Though, when I have matrices big enough (say, $10^3 \times 10^3$), this last multiplication is still a significant performance issue, despite I don't invert the $C$ matrix anymore, but only multiply two matrices to get $C^{-1}$. The complexity of matrix inverse is almost the same as the matrix multiplication complexity.
I would like to get rid of the multiplication of $\Sigma_1$ and $\Sigma_2$ (during actual computation of $C^{-1}$) by computing something beforehand.
General problem
As the final result, I would like to be able to compute the products like the following efficiently, knowing all $\Sigma_i$ beforehand (able to compute everything I need for them before the inverse, but don't know $A_i$ beforehand)
$$ C = A_1 \cdot \Sigma_1 \cdot A_1 \cdot A_2 \cdot \Sigma_2 \cdot A_2 \cdots A_n \cdot \Sigma_n \cdot A_n. $$
Regarding the original ($n=2$) problem: it would suffice to be able to quickly compute the product $\Sigma_{2}^{-1} (A_2^{-1}A_1^{-1})\Sigma_1^{-1}$. In other words, given known matrices $P,Q$, we would like to efficiently implement a function that produces the product $PDQ^T$ for the diagonal matrix input $D$ (the transpose redundant in your case, but is convenient for what follows).
Let $m$ be the size of these matrices. Let $p_1,\dots,p_n$ denote the columns of $P$, and let $q_1,\dots,q_n$ denote the columns of $Q$. Let $d_1,\dots,d_m$ denote the diagonal entries of $D$. We can compute $$ PDQ^T = \sum_{k=1}^m d_k \cdot p_kq_k^T. $$ If $P$ and $Q$ are already known, then rank 1 matrices $p_kq_k^T$ can be computed in advance.
Another approach that you might like is as follows: we have $$ \operatorname{vec}(PDQ^T) = (Q \otimes P)\operatorname{vec}(D) $$ where vec denotes vectorization and $\otimes$ denotes a Kronecker product.

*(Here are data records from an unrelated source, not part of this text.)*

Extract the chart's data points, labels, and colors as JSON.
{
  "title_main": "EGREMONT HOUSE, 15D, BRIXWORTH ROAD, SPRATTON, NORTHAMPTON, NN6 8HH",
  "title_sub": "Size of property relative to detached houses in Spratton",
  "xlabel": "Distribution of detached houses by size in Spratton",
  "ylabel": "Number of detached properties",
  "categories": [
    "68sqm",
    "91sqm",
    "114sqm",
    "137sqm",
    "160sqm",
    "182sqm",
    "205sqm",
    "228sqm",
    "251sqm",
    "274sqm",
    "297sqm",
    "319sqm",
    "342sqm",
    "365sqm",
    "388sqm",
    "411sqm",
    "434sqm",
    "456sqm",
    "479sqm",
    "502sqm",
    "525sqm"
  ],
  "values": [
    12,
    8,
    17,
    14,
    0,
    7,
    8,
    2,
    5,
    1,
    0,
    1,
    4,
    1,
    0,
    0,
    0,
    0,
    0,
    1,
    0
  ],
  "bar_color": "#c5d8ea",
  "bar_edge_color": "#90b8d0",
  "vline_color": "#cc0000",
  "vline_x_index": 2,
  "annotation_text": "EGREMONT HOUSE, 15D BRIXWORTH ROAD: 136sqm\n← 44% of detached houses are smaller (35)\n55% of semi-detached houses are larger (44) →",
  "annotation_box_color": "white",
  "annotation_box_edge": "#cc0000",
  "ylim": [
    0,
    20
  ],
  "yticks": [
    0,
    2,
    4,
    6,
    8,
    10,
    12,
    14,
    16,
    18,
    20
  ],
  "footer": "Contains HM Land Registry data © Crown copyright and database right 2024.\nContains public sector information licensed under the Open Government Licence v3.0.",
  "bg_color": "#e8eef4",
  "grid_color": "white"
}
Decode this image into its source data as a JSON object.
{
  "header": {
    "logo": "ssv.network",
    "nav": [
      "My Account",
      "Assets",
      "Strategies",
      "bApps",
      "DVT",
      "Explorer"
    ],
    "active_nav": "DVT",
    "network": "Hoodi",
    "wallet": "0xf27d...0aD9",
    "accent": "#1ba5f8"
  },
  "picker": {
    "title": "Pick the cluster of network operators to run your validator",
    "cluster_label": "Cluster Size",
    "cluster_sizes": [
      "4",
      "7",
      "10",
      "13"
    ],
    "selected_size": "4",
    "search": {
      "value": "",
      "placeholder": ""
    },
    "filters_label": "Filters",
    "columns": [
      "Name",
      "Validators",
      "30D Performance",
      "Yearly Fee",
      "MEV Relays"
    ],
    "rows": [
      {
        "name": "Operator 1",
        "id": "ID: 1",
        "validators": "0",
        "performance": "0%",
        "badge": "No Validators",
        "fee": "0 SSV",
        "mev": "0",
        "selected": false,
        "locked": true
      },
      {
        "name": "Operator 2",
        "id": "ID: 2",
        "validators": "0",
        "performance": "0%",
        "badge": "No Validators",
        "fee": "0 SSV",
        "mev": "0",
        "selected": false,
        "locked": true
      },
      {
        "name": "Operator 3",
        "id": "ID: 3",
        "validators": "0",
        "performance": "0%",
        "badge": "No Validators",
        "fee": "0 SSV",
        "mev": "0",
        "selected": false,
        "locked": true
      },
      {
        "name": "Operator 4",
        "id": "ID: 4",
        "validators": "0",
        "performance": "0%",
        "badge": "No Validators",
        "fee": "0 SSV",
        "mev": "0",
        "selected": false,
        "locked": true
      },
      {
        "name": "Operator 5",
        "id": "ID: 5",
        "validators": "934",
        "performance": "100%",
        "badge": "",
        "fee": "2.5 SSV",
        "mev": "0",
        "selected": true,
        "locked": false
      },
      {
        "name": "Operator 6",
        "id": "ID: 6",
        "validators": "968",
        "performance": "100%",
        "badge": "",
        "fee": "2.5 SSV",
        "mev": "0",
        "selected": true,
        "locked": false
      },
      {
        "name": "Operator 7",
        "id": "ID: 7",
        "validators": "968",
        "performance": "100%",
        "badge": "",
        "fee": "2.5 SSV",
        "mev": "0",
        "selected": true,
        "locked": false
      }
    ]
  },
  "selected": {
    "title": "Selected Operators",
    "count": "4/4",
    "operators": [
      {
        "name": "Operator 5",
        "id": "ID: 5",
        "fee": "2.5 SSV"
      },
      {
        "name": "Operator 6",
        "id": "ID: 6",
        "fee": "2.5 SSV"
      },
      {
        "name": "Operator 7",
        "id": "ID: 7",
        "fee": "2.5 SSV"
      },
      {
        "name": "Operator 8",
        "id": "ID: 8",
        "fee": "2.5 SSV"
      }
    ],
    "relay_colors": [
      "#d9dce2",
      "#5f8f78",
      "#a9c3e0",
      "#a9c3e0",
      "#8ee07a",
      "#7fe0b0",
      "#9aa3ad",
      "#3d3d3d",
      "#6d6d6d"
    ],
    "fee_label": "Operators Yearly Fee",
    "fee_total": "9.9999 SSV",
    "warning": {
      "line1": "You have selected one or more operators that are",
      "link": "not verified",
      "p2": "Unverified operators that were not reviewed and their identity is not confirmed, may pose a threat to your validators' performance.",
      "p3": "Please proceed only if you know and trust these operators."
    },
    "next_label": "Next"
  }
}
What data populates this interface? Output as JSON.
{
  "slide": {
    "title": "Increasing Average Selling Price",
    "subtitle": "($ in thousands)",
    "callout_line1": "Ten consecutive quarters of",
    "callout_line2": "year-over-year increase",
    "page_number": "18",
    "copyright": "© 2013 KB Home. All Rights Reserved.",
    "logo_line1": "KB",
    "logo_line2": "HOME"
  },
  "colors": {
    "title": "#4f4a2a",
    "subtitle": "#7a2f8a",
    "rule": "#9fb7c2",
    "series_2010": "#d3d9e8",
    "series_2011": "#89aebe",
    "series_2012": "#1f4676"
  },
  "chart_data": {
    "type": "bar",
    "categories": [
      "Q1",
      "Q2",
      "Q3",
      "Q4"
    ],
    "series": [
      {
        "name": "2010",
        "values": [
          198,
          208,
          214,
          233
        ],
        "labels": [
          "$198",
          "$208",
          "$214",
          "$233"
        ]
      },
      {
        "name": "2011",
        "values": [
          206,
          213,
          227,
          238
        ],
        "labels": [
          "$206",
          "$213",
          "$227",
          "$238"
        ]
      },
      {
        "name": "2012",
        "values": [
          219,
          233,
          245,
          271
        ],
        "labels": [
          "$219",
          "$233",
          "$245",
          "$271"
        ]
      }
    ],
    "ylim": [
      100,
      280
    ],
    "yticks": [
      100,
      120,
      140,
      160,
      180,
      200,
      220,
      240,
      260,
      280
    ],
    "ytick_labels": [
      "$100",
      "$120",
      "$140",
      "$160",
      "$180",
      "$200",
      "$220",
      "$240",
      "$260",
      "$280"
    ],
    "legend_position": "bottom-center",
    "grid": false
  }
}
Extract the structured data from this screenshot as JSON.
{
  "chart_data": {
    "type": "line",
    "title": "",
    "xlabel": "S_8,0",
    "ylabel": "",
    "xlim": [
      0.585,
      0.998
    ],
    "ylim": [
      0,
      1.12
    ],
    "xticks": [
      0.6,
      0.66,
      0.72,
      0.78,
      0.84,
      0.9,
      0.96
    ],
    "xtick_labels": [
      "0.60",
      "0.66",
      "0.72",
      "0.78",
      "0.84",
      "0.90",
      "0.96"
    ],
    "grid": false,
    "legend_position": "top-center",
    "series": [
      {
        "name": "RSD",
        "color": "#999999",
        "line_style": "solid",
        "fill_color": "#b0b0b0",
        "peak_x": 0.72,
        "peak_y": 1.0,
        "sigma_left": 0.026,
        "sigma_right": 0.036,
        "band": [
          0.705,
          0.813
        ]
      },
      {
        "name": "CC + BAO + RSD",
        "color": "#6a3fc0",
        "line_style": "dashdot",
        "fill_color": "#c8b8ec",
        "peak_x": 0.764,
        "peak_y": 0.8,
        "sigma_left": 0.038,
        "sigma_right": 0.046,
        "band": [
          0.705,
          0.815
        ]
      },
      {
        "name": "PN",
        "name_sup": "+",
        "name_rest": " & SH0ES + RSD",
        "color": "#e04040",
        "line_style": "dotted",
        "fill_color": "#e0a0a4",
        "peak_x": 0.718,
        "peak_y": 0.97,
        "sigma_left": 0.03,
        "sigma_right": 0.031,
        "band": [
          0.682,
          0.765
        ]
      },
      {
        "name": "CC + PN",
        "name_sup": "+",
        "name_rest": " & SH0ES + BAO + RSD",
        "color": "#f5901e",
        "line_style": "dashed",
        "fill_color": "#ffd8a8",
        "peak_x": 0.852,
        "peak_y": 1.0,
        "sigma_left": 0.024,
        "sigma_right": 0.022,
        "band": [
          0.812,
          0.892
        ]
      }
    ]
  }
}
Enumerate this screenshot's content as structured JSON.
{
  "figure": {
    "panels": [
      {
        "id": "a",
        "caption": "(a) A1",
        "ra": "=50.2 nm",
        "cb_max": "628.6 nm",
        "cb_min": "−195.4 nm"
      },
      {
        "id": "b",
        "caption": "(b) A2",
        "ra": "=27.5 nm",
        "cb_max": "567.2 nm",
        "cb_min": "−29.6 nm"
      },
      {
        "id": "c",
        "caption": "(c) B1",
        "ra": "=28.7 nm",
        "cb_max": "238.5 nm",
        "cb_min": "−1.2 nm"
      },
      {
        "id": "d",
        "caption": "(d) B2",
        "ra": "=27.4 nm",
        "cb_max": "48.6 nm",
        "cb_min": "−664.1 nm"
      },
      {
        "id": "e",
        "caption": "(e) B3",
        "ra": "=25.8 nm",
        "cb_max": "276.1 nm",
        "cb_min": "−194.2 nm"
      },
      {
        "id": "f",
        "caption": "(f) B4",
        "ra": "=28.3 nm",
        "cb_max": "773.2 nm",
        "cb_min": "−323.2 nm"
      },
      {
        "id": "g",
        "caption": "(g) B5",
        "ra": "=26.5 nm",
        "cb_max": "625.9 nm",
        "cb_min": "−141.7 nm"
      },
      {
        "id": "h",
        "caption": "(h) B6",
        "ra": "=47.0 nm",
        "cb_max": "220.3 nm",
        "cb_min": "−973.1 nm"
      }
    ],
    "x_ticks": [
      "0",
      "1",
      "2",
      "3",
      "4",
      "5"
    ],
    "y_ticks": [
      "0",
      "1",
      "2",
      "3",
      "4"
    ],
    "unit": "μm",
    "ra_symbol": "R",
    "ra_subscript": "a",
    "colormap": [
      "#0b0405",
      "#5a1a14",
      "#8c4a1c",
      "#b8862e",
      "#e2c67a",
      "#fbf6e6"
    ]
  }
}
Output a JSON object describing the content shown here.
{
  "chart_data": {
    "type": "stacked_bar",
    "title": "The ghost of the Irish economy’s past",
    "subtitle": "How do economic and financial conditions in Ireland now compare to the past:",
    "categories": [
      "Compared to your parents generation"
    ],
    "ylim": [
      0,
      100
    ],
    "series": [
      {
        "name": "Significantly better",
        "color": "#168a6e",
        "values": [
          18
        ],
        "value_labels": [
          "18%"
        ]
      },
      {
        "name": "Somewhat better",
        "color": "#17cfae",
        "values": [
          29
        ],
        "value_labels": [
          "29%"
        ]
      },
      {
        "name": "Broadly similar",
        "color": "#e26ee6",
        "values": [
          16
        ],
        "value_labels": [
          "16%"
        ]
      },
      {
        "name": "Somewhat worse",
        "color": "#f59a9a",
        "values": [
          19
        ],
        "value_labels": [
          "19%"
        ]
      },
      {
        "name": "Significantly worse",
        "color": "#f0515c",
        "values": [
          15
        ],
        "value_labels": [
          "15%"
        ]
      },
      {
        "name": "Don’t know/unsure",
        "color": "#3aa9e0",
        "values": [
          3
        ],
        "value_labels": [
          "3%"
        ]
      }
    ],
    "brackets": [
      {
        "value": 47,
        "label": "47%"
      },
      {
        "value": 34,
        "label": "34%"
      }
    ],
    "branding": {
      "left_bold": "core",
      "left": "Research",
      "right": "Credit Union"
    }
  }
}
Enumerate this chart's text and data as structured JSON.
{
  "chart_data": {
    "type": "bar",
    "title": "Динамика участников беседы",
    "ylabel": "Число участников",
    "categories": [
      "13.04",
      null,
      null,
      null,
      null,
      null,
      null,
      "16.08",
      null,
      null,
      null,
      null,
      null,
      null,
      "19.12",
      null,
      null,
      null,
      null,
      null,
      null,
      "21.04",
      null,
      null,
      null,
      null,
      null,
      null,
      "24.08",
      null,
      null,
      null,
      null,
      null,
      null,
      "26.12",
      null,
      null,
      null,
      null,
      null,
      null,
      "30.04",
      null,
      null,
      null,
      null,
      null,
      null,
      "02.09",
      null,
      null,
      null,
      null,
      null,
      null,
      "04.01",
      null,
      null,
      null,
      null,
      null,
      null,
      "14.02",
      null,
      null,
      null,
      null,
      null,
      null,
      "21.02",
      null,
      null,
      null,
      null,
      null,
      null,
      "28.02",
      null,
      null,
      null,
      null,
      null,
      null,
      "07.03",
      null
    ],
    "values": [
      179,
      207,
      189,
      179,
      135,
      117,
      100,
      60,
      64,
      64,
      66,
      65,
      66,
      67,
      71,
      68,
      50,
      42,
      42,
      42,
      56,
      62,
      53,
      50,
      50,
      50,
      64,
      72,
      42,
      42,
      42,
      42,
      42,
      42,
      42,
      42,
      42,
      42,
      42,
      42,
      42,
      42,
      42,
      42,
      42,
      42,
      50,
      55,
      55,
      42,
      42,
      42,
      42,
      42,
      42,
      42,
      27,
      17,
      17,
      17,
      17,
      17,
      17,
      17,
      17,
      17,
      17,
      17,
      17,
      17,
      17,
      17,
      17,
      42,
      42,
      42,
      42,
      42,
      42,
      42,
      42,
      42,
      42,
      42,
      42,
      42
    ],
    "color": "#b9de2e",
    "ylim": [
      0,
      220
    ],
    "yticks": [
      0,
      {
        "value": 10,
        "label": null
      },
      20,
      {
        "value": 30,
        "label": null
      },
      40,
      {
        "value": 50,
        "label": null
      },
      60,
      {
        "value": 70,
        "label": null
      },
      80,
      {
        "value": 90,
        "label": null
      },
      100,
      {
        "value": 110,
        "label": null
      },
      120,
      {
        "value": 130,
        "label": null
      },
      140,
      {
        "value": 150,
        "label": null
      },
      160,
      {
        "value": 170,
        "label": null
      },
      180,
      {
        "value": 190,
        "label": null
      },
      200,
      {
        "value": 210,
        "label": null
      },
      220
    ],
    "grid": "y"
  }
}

In other words, we can reduce the desired multiplication to multiplying the $m^2 \times m^2$ matrix $P \otimes Q$ by a sparse vector $\operatorname{vec}(D)$ (which has at most $m$ non-zero entries).
I'm not sure what algorithms exist for such computations, but I suspect that there is something out there for this kind of situation.